I missed this back in 2019, but I’m sure it would be fascinating to you too if you love books and libraries: Book of lost books discovered in Danish archive – “The index is part of the Libro de los Epítomes, an effort by Christopher Columbus’ illegitimate son to create a searchable index of the world’s knowledge.” Oh my!
In an interesting rumination on Ben Smith’s take on digital media history, Traffic, Jeff Jarvis called Upworthy a “well-intentioned but ultimately corrupting startup … which ruined the internet and all of media with its invention, the you-won’t-believe-what-happened-next headline. The experience of being bombarded with manipulative ploys for attention was bad for users and the social networks had to downgrade it.”
Talk about unintended consequences! Amazingly, the science of clickbait at Upworthy has been made easy to study. A few weeks ago Nathan Matias uploaded the Upworthy Research Archive, “an open dataset of thousands of A/B tests of headlines”. What a whopping trove of randomized behavioral media data for research and education! Some results are reported here. (Matias is active on Mastodon @email@example.com, and so is Jarvis, @firstname.lastname@example.org.)
Back to Mastodon.

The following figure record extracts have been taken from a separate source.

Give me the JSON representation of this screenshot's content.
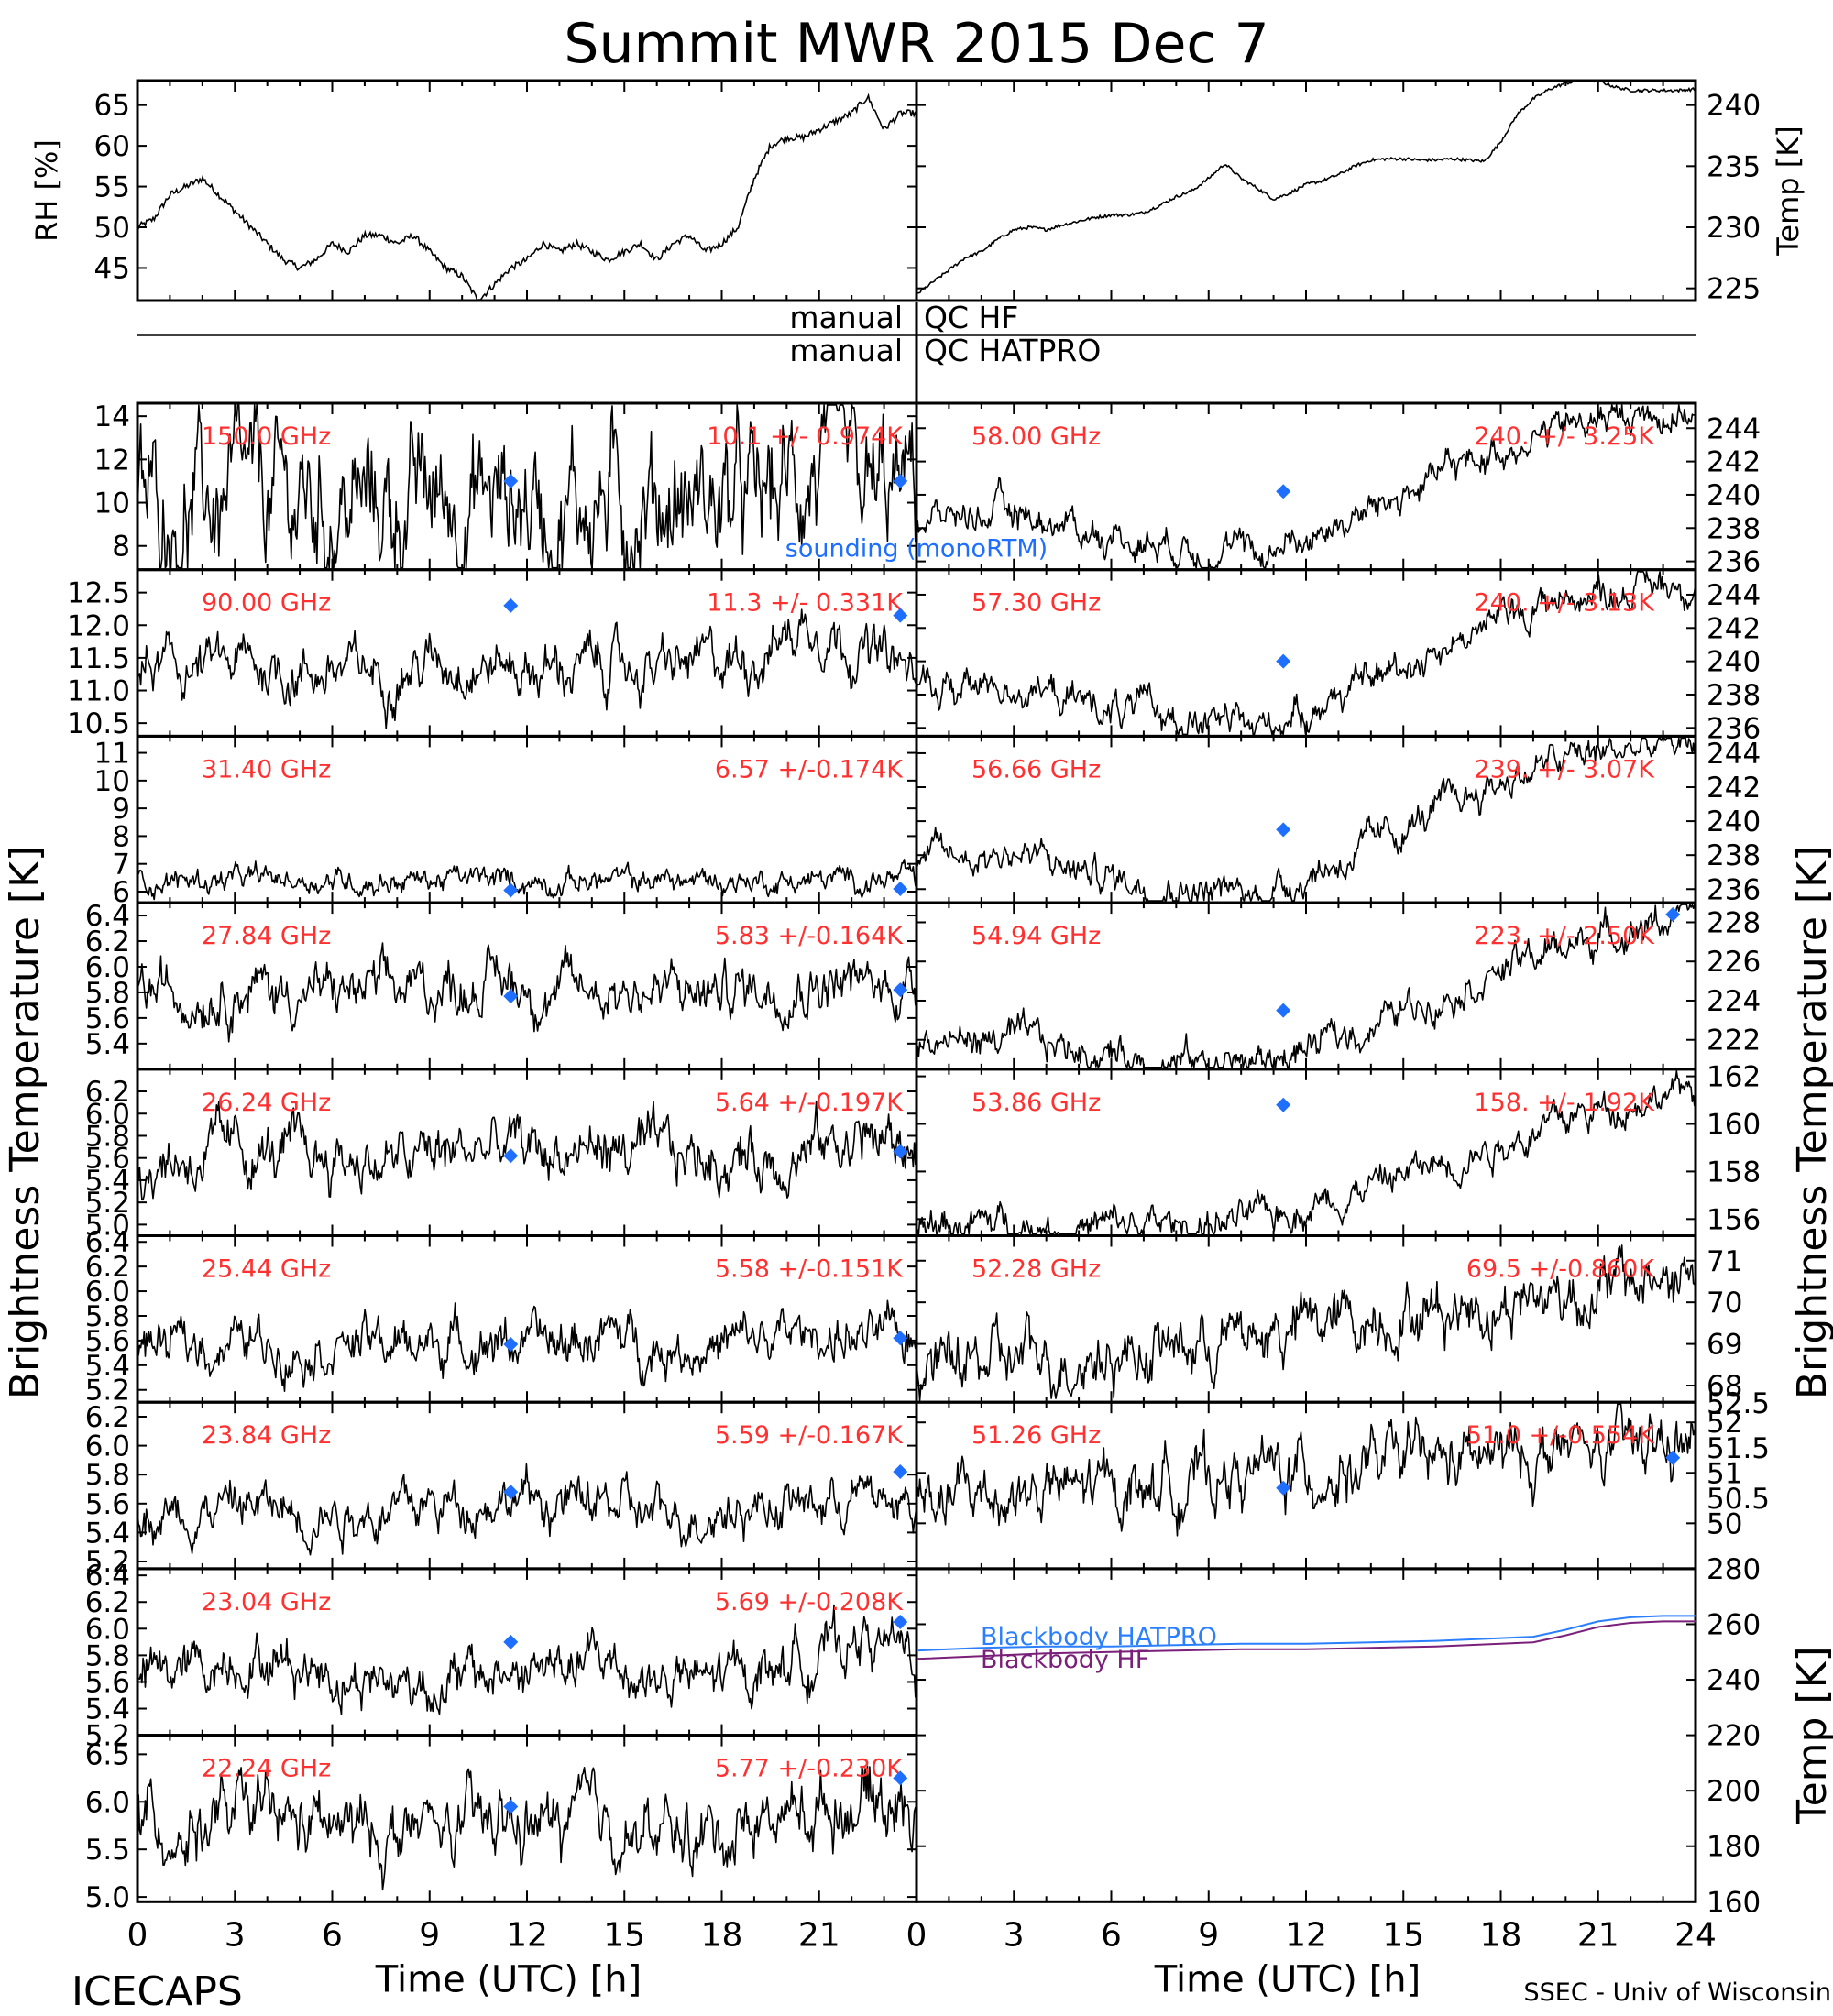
{
  "title": "Summit MWR 2015 Dec  7",
  "footer": {
    "left": "ICECAPS",
    "right": "SSEC - Univ of Wisconsin",
    "xlabel": "Time (UTC) [h]"
  },
  "qc": {
    "manual": "manual",
    "hf": "QC HF",
    "hatpro": "QC HATPRO"
  },
  "colors": {
    "trace": "#000000",
    "label": "#ff3030",
    "sounding": "#1e6fff",
    "bb_hatpro": "#2a7fff",
    "bb_hf": "#7a1f7a"
  },
  "chart_data": [
    {
      "id": "rh",
      "type": "line",
      "ylabel": "RH [%]",
      "ylim": [
        41,
        68
      ],
      "yticks": [
        45,
        50,
        55,
        60,
        65
      ],
      "xlim": [
        0,
        24
      ],
      "x": [
        0,
        0.5,
        1,
        1.5,
        2,
        2.5,
        3,
        3.5,
        4,
        4.5,
        5,
        5.5,
        6,
        6.5,
        7,
        7.5,
        8,
        8.5,
        9,
        9.5,
        10,
        10.5,
        11,
        11.5,
        12,
        12.5,
        13,
        13.5,
        14,
        14.5,
        15,
        15.5,
        16,
        16.5,
        17,
        17.5,
        18,
        18.5,
        19,
        19.5,
        20,
        20.5,
        21,
        21.5,
        22,
        22.5,
        23,
        23.5,
        24
      ],
      "y": [
        50,
        51,
        54,
        55,
        56,
        54,
        52,
        50,
        48,
        46,
        45,
        46,
        48,
        47,
        49,
        49,
        48,
        49,
        47,
        45,
        44,
        41,
        43,
        45,
        46,
        48,
        47,
        48,
        47,
        46,
        47,
        48,
        46,
        48,
        49,
        47,
        48,
        50,
        56,
        60,
        61,
        61,
        62,
        63,
        64,
        66,
        62,
        64,
        64
      ]
    },
    {
      "id": "temp",
      "type": "line",
      "ylabel": "Temp [K]",
      "ylim": [
        224,
        242
      ],
      "yticks": [
        225,
        230,
        235,
        240
      ],
      "xlim": [
        0,
        24
      ],
      "x": [
        0,
        0.5,
        1,
        1.5,
        2,
        2.5,
        3,
        3.5,
        4,
        4.5,
        5,
        5.5,
        6,
        6.5,
        7,
        7.5,
        8,
        8.5,
        9,
        9.5,
        10,
        10.5,
        11,
        11.5,
        12,
        12.5,
        13,
        13.5,
        14,
        14.5,
        15,
        15.5,
        16,
        16.5,
        17,
        17.5,
        18,
        18.5,
        19,
        19.5,
        20,
        20.5,
        21,
        21.5,
        22,
        22.5,
        23,
        23.5,
        24
      ],
      "y": [
        224.5,
        225.5,
        226.5,
        227.5,
        228,
        229,
        229.8,
        230,
        229.8,
        230.2,
        230.5,
        230.8,
        231,
        231,
        231.2,
        231.8,
        232.5,
        233,
        234,
        235.2,
        234,
        233.2,
        232.3,
        232.8,
        233.5,
        233.8,
        234.3,
        235,
        235.5,
        235.6,
        235.6,
        235.5,
        235.5,
        235.6,
        235.5,
        235.4,
        237,
        239.2,
        240.5,
        241.3,
        241.8,
        242,
        242,
        241.5,
        241.2,
        241.2,
        241.2,
        241.2,
        241.3
      ]
    }
  ],
  "channels_left": [
    {
      "freq": "150.0 GHz",
      "stat": "10.1 +/- 0.974K",
      "ylim": [
        6.9,
        14.6
      ],
      "yticks": [
        "8",
        "10",
        "12",
        "14"
      ],
      "ytickvals": [
        8,
        10,
        12,
        14
      ],
      "base": [
        9.8,
        9.8,
        9.9,
        10.0,
        9.7,
        9.9,
        10.2,
        10.3,
        10.0,
        10.1,
        10.4,
        10.2,
        9.6,
        11.8,
        9.7,
        10.5
      ],
      "noise": 1.4,
      "snd": [
        [
          11.5,
          11.0
        ],
        [
          23.5,
          11.0
        ]
      ],
      "sounding_label": "sounding (monoRTM)"
    },
    {
      "freq": "90.00 GHz",
      "stat": "11.3 +/- 0.331K",
      "ylim": [
        10.3,
        12.85
      ],
      "yticks": [
        "10.5",
        "11.0",
        "11.5",
        "12.0",
        "12.5"
      ],
      "ytickvals": [
        10.5,
        11.0,
        11.5,
        12.0,
        12.5
      ],
      "base": [
        11.3,
        11.3,
        11.4,
        11.3,
        11.3,
        11.3,
        11.5,
        11.4,
        11.3,
        11.4,
        11.3,
        11.4,
        11.6,
        12.1,
        11.6,
        11.2
      ],
      "noise": 0.55,
      "snd": [
        [
          11.5,
          12.3
        ],
        [
          23.5,
          12.15
        ]
      ]
    },
    {
      "freq": "31.40 GHz",
      "stat": "6.57 +/-0.174K",
      "ylim": [
        5.6,
        11.6
      ],
      "yticks": [
        "6",
        "7",
        "8",
        "9",
        "10",
        "11"
      ],
      "ytickvals": [
        6,
        7,
        8,
        9,
        10,
        11
      ],
      "base": [
        6.4,
        6.4,
        6.4,
        6.45,
        6.4,
        6.4,
        6.45,
        6.4,
        6.4,
        6.4,
        6.4,
        6.4,
        6.4,
        6.4,
        6.45,
        6.4
      ],
      "noise": 0.25,
      "snd": [
        [
          11.5,
          6.05
        ],
        [
          23.5,
          6.1
        ]
      ]
    },
    {
      "freq": "27.84 GHz",
      "stat": "5.83 +/-0.164K",
      "ylim": [
        5.2,
        6.5
      ],
      "yticks": [
        "5.4",
        "5.6",
        "5.8",
        "6.0",
        "6.2",
        "6.4"
      ],
      "ytickvals": [
        5.4,
        5.6,
        5.8,
        6.0,
        6.2,
        6.4
      ],
      "base": [
        5.8,
        5.8,
        5.85,
        5.8,
        5.8,
        5.8,
        5.85,
        5.9,
        5.8,
        5.85,
        5.8,
        5.8,
        5.85,
        5.9,
        5.85,
        5.85
      ],
      "noise": 0.55,
      "snd": [
        [
          11.5,
          5.77
        ],
        [
          23.5,
          5.82
        ]
      ]
    },
    {
      "freq": "26.24 GHz",
      "stat": "5.64 +/-0.197K",
      "ylim": [
        4.9,
        6.4
      ],
      "yticks": [
        "5.0",
        "5.2",
        "5.4",
        "5.6",
        "5.8",
        "6.0",
        "6.2"
      ],
      "ytickvals": [
        5.0,
        5.2,
        5.4,
        5.6,
        5.8,
        6.0,
        6.2
      ],
      "base": [
        5.55,
        5.6,
        5.65,
        5.6,
        5.6,
        5.55,
        5.65,
        5.7,
        5.65,
        5.7,
        5.6,
        5.6,
        5.6,
        5.7,
        5.8,
        5.65
      ],
      "noise": 0.6,
      "snd": [
        [
          11.5,
          5.62
        ],
        [
          23.5,
          5.66
        ]
      ]
    },
    {
      "freq": "25.44 GHz",
      "stat": "5.58 +/-0.151K",
      "ylim": [
        5.1,
        6.45
      ],
      "yticks": [
        "5.2",
        "5.4",
        "5.6",
        "5.8",
        "6.0",
        "6.2",
        "6.4"
      ],
      "ytickvals": [
        5.2,
        5.4,
        5.6,
        5.8,
        6.0,
        6.2,
        6.4
      ],
      "base": [
        5.55,
        5.55,
        5.6,
        5.55,
        5.6,
        5.55,
        5.6,
        5.6,
        5.55,
        5.65,
        5.55,
        5.55,
        5.6,
        5.65,
        5.6,
        5.6
      ],
      "noise": 0.5,
      "snd": [
        [
          11.5,
          5.57
        ],
        [
          23.5,
          5.62
        ]
      ]
    },
    {
      "freq": "23.84 GHz",
      "stat": "5.59 +/-0.167K",
      "ylim": [
        5.15,
        6.3
      ],
      "yticks": [
        "5.2",
        "5.4",
        "5.6",
        "5.8",
        "6.0",
        "6.2"
      ],
      "ytickvals": [
        5.2,
        5.4,
        5.6,
        5.8,
        6.0,
        6.2
      ],
      "base": [
        5.55,
        5.55,
        5.6,
        5.55,
        5.55,
        5.55,
        5.6,
        5.65,
        5.6,
        5.6,
        5.5,
        5.55,
        5.6,
        5.6,
        5.65,
        5.6
      ],
      "noise": 0.5,
      "snd": [
        [
          11.5,
          5.68
        ],
        [
          23.5,
          5.82
        ]
      ]
    },
    {
      "freq": "23.04 GHz",
      "stat": "5.69 +/-0.208K",
      "ylim": [
        5.2,
        6.45
      ],
      "yticks": [
        "5.2",
        "5.4",
        "5.6",
        "5.8",
        "6.0",
        "6.2",
        "6.4"
      ],
      "ytickvals": [
        5.2,
        5.4,
        5.6,
        5.8,
        6.0,
        6.2,
        6.4
      ],
      "base": [
        5.6,
        5.7,
        5.8,
        5.75,
        5.65,
        5.6,
        5.6,
        5.65,
        5.7,
        5.75,
        5.6,
        5.6,
        5.7,
        5.8,
        5.95,
        5.75
      ],
      "noise": 0.55,
      "snd": [
        [
          11.5,
          5.9
        ],
        [
          23.5,
          6.05
        ]
      ]
    },
    {
      "freq": "22.24 GHz",
      "stat": "5.77 +/-0.230K",
      "ylim": [
        4.95,
        6.7
      ],
      "yticks": [
        "5.0",
        "5.5",
        "6.0",
        "6.5"
      ],
      "ytickvals": [
        5.0,
        5.5,
        6.0,
        6.5
      ],
      "base": [
        5.75,
        5.75,
        5.85,
        5.75,
        5.7,
        5.65,
        5.7,
        5.75,
        5.75,
        5.8,
        5.6,
        5.65,
        5.85,
        5.9,
        6.1,
        5.9
      ],
      "noise": 0.7,
      "snd": [
        [
          11.5,
          5.95
        ],
        [
          23.5,
          6.25
        ]
      ]
    }
  ],
  "channels_right": [
    {
      "freq": "58.00 GHz",
      "stat": "240. +/- 3.25K",
      "ylim": [
        235.5,
        245.5
      ],
      "yticks": [
        "236",
        "238",
        "240",
        "242",
        "244"
      ],
      "ytickvals": [
        236,
        238,
        240,
        242,
        244
      ],
      "base": [
        238.5,
        238.8,
        239.0,
        238.2,
        237.5,
        237.2,
        236.8,
        236.4,
        237.5,
        238.6,
        240.0,
        241.5,
        242.8,
        243.8,
        244.5,
        244.8,
        245.0
      ],
      "noise": 0.5,
      "snd": [
        [
          11.3,
          240.2
        ]
      ]
    },
    {
      "freq": "57.30 GHz",
      "stat": "240. +/- 3.13K",
      "ylim": [
        235.5,
        245.5
      ],
      "yticks": [
        "236",
        "238",
        "240",
        "242",
        "244"
      ],
      "ytickvals": [
        236,
        238,
        240,
        242,
        244
      ],
      "base": [
        238.2,
        238.4,
        238.6,
        237.8,
        237.2,
        236.8,
        236.3,
        236.0,
        237.2,
        238.3,
        239.8,
        241.2,
        242.5,
        243.6,
        244.2,
        244.6,
        244.8
      ],
      "noise": 0.5,
      "snd": [
        [
          11.3,
          240.0
        ]
      ]
    },
    {
      "freq": "56.66 GHz",
      "stat": "239. +/- 3.07K",
      "ylim": [
        235.2,
        245
      ],
      "yticks": [
        "236",
        "238",
        "240",
        "242",
        "244"
      ],
      "ytickvals": [
        236,
        238,
        240,
        242,
        244
      ],
      "base": [
        237.8,
        238.0,
        238.2,
        237.3,
        236.7,
        236.3,
        235.9,
        235.6,
        236.8,
        238.0,
        239.5,
        241.0,
        242.3,
        243.4,
        244.0,
        244.3,
        244.5
      ],
      "noise": 0.5,
      "snd": [
        [
          11.3,
          239.5
        ]
      ]
    },
    {
      "freq": "54.94 GHz",
      "stat": "223. +/- 2.50K",
      "ylim": [
        220.5,
        229
      ],
      "yticks": [
        "222",
        "224",
        "226",
        "228"
      ],
      "ytickvals": [
        222,
        224,
        226,
        228
      ],
      "base": [
        222.0,
        222.0,
        222.0,
        221.6,
        221.3,
        221.0,
        220.9,
        220.8,
        221.5,
        222.4,
        223.5,
        224.6,
        225.6,
        226.5,
        227.3,
        227.9,
        228.4
      ],
      "noise": 0.5,
      "snd": [
        [
          11.3,
          223.5
        ],
        [
          23.3,
          228.4
        ]
      ]
    },
    {
      "freq": "53.86 GHz",
      "stat": "158. +/- 1.92K",
      "ylim": [
        155.3,
        162.3
      ],
      "yticks": [
        "156",
        "158",
        "160",
        "162"
      ],
      "ytickvals": [
        156,
        158,
        160,
        162
      ],
      "base": [
        155.8,
        155.8,
        155.8,
        155.7,
        155.7,
        155.7,
        155.8,
        156.0,
        156.6,
        157.2,
        157.9,
        158.5,
        159.2,
        159.9,
        160.6,
        161.1,
        161.5
      ],
      "noise": 0.5,
      "snd": [
        [
          11.3,
          160.8
        ]
      ]
    },
    {
      "freq": "52.28 GHz",
      "stat": "69.5 +/-0.860K",
      "ylim": [
        67.6,
        71.6
      ],
      "yticks": [
        "68",
        "69",
        "70",
        "71"
      ],
      "ytickvals": [
        68,
        69,
        70,
        71
      ],
      "base": [
        68.4,
        68.5,
        68.6,
        68.7,
        68.8,
        68.9,
        69.0,
        69.2,
        69.4,
        69.6,
        69.8,
        69.9,
        70.0,
        70.2,
        70.3,
        70.5,
        70.6
      ],
      "noise": 0.9,
      "snd": []
    },
    {
      "freq": "51.26 GHz",
      "stat": "51.0 +/-0.554K",
      "ylim": [
        49.1,
        52.4
      ],
      "yticks": [
        "49",
        "50",
        "51",
        "52"
      ],
      "ytickvals": [
        49,
        50,
        51,
        52
      ],
      "extraticks": [
        "50.5",
        "51.5",
        "52.5"
      ],
      "base": [
        50.4,
        50.5,
        50.6,
        50.6,
        50.7,
        50.8,
        50.9,
        51.0,
        51.0,
        51.1,
        51.2,
        51.2,
        51.3,
        51.4,
        51.4,
        51.5,
        51.6
      ],
      "noise": 0.9,
      "snd": [
        [
          11.3,
          50.7
        ],
        [
          23.3,
          51.3
        ]
      ]
    }
  ],
  "blackbody": {
    "ylabel": "Temp [K]",
    "ylim": [
      160,
      280
    ],
    "yticks": [
      160,
      180,
      200,
      220,
      240,
      260,
      280
    ],
    "hatpro_label": "Blackbody HATPRO",
    "hf_label": "Blackbody HF",
    "x": [
      0,
      2,
      4,
      6,
      8,
      10,
      12,
      14,
      16,
      18,
      19,
      20,
      21,
      22,
      23,
      24
    ],
    "hatpro": [
      250.5,
      251.5,
      252,
      252,
      252.5,
      253,
      253,
      253.5,
      254,
      255,
      255.5,
      258,
      261,
      262.5,
      263,
      263
    ],
    "hf": [
      247.5,
      248.5,
      249.5,
      250,
      250.5,
      251,
      251,
      251.5,
      252,
      253,
      253.5,
      256,
      259,
      260.5,
      261,
      261
    ]
  },
  "xticks": [
    "0",
    "3",
    "6",
    "9",
    "12",
    "15",
    "18",
    "21",
    "24"
  ],
  "brightness_label": "Brightness Temperature [K]"
}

Big development news: “Quote boosts, search, and groups are on their way.” Mozilla’s Mastodon instance is here, though it’s still a closed beta. Medium got on board, too, and so did Flipboard. WordPress is dropping Twitter social sharing and adding Mastodon.
One thing I haven’t caught up on is my usual searching for articles on metascience. But here’s an interesting one from a while ago: What’s the difference between scoping and mapping reviews? Fiona Campbell and colleagues dig into the similarities and differences of “the Big Picture review family,” including evidence and gap maps. In part, the differences stem from their origins. Scoping is more narrative, it began in social sciences; mapping is more structured, and originated in the natural sciences.
This is pretty awesome – a website where you can enter your town (or one nearby if yours is as tiny as mine), and see the spot on a map hundreds of millions years ago (mine was under the ocean). With links to the flora and dinosaurs at different periods. Wow. That’s a helluva perspective.